Les émeutes à Los Angeles : prétexte à une punition

En décrétant la mobilisation de 2 000 soldats de la Garde nationale, auxquels s'ajoutent 2 000 réservistes et 700 marines de Camp Pendleton, tous affectés à des tâches qui ne dépassent pas le cadre du maintien de l'ordre public, le président américain Donald Trump entend marquer plusieurs points d'un seul coup.
Tout d'abord, appliquer la dureté de sa politique anti-immigration au cœur même de l'une des capitales considérées comme des « sanctuaires » de l'immigration illégale, en l'occurrence majoritairement mexicaine. En effet, les premières rafles menées simultanément par les agents de l'agence américaine de contrôle de l'immigration (ICE) dans trois quartiers de la ville ont touché plusieurs familles zapotèques, originaires de l'État mexicain d'Oaxaca.
Trump a alors invoqué des menaces graves pour l'ordre public, dépassant les capacités de l'État de Californie à les contrôler. Sous ce prétexte, le président a contourné la règle qui confère au gouverneur de l'État le pouvoir de mobiliser la Garde nationale et s'est ainsi arrogé l'autorité tant sur la Garde nationale que sur les forces armées qu'il juge nécessaires pour contrer la menace.

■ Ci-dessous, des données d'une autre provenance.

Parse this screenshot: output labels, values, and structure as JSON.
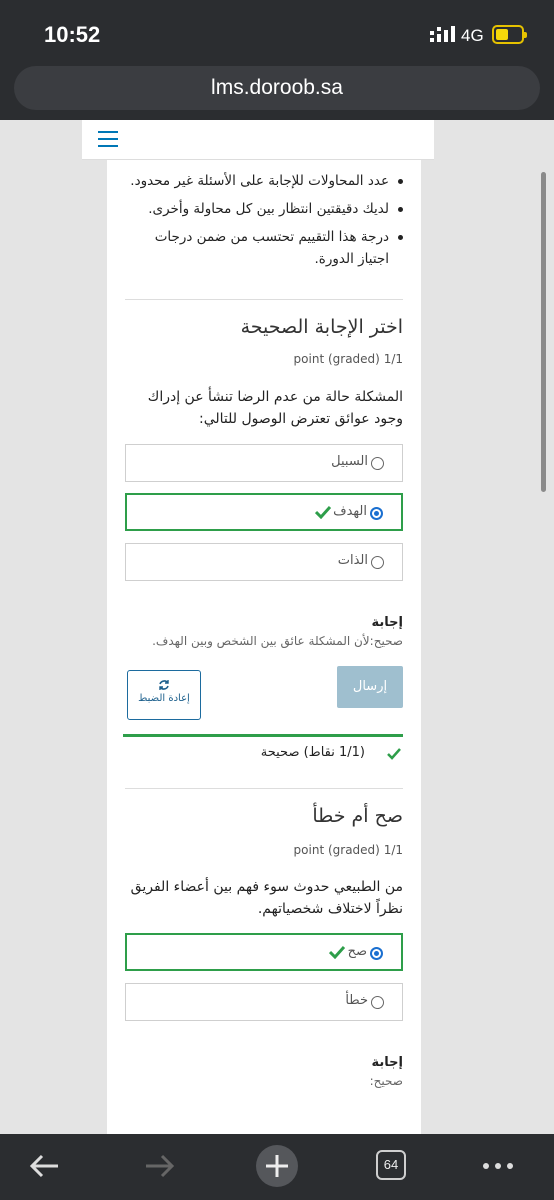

Il est évident que les émeutes à Los Angeles n'ont pas, du moins au moment où nous écrivons ces lignes, atteint une ampleur suffisante pour invoquer de facto le titre 10 du Code des États-Unis d'Amérique. Face à l'opposition frontale du gouverneur de Californie, Gavin Newson, du Parti démocrate, Trump aurait évoqué devant son cabinet de crise la possibilité d'invoquer la loi sur l'insurrection, qui lui permettrait de placer toute la région sous un régime d'exception ou de siège.
Newson, considéré comme l'un des candidats démocrates potentiels à la présidence des États-Unis lors des prochaines élections à la Maison Blanche, avait déjà été pris pour cible par Trump, qui l'avait accusé d'être incapable de gérer la situation et d'être un « véritable désastre ». Le gouverneur californien voit en Trump une cible à abattre, et avec lui les chances du Parti démocrate de regagner des positions au Congrès lors des élections législatives de mi-mandat.
Le locataire de la Maison Blanche ne cesse pas non plus de régler ses comptes avec son prédécesseur immédiat, Joe Biden, auquel il refuse non seulement le droit d'accès des anciens présidents aux documents confidentiels des agences de sécurité, tente de le poursuivre pour des crimes présumés de violation de secrets d'État et même de trahison présumée ; telle est la rancœur qu'il nourrit contre l'adversaire qui l'a empêché de prolonger de quatre ans son premier mandat, tout en le rendant responsable des deux procédures de destitution (impeachment) auxquelles Trump a dû faire face.
En définitive, Trump veut que Los Angeles, même au risque d'aggraver les émeutes, soit dépouillée de son statut de refuge hypothétiquement sûr pour les immigrants sans papiers arrivés dans le pays il y a des décennies à la recherche du soi-disant rêve américain. Plus encore, il veut transformer en « enfer » pour ces clandestins un territoire qui, au sein des États-Unis, leur a toujours été favorable et où l'on n'a même jamais tenté de faire de l'anglais la seule langue officielle, alors que sa connaissance et son utilisation confèrent des avantages indéniables pour progresser tant sur le plan social qu'économique.
Aux côtés du gouverneur, qui a qualifié de provocation les mobilisations décrétées par Trump, la maire de Los Angeles, Karen Bass, a également critiqué la présence de soldats « dans les rues d'un comté où un habitant sur trois est né dans un autre pays ».
Au contraire, celui qui est désormais considéré comme « le tsar de la frontière » [du gouvernement Trump], Tom Homan, enhardi par les menaces proférées par Trump lui-même, a averti le gouverneur, la maire et tous les fonctionnaires de l'État de Californie qu'ils risquaient d'être arrêtés s'ils s'ingéraient dans les opérations migratoires qu'il dirige.
Même si, dans d'autres domaines, Trump se distingue par son recul ou l'annulation partielle ou totale de mesures annoncées en grande pompe, dans le cas de la fermeture des frontières à l'immigration illégale, et accessoirement de la légalisation, il est plus probable qu'il décide de tenir tête à un État traditionnellement démocrate comme la Californie, jusqu'au bout.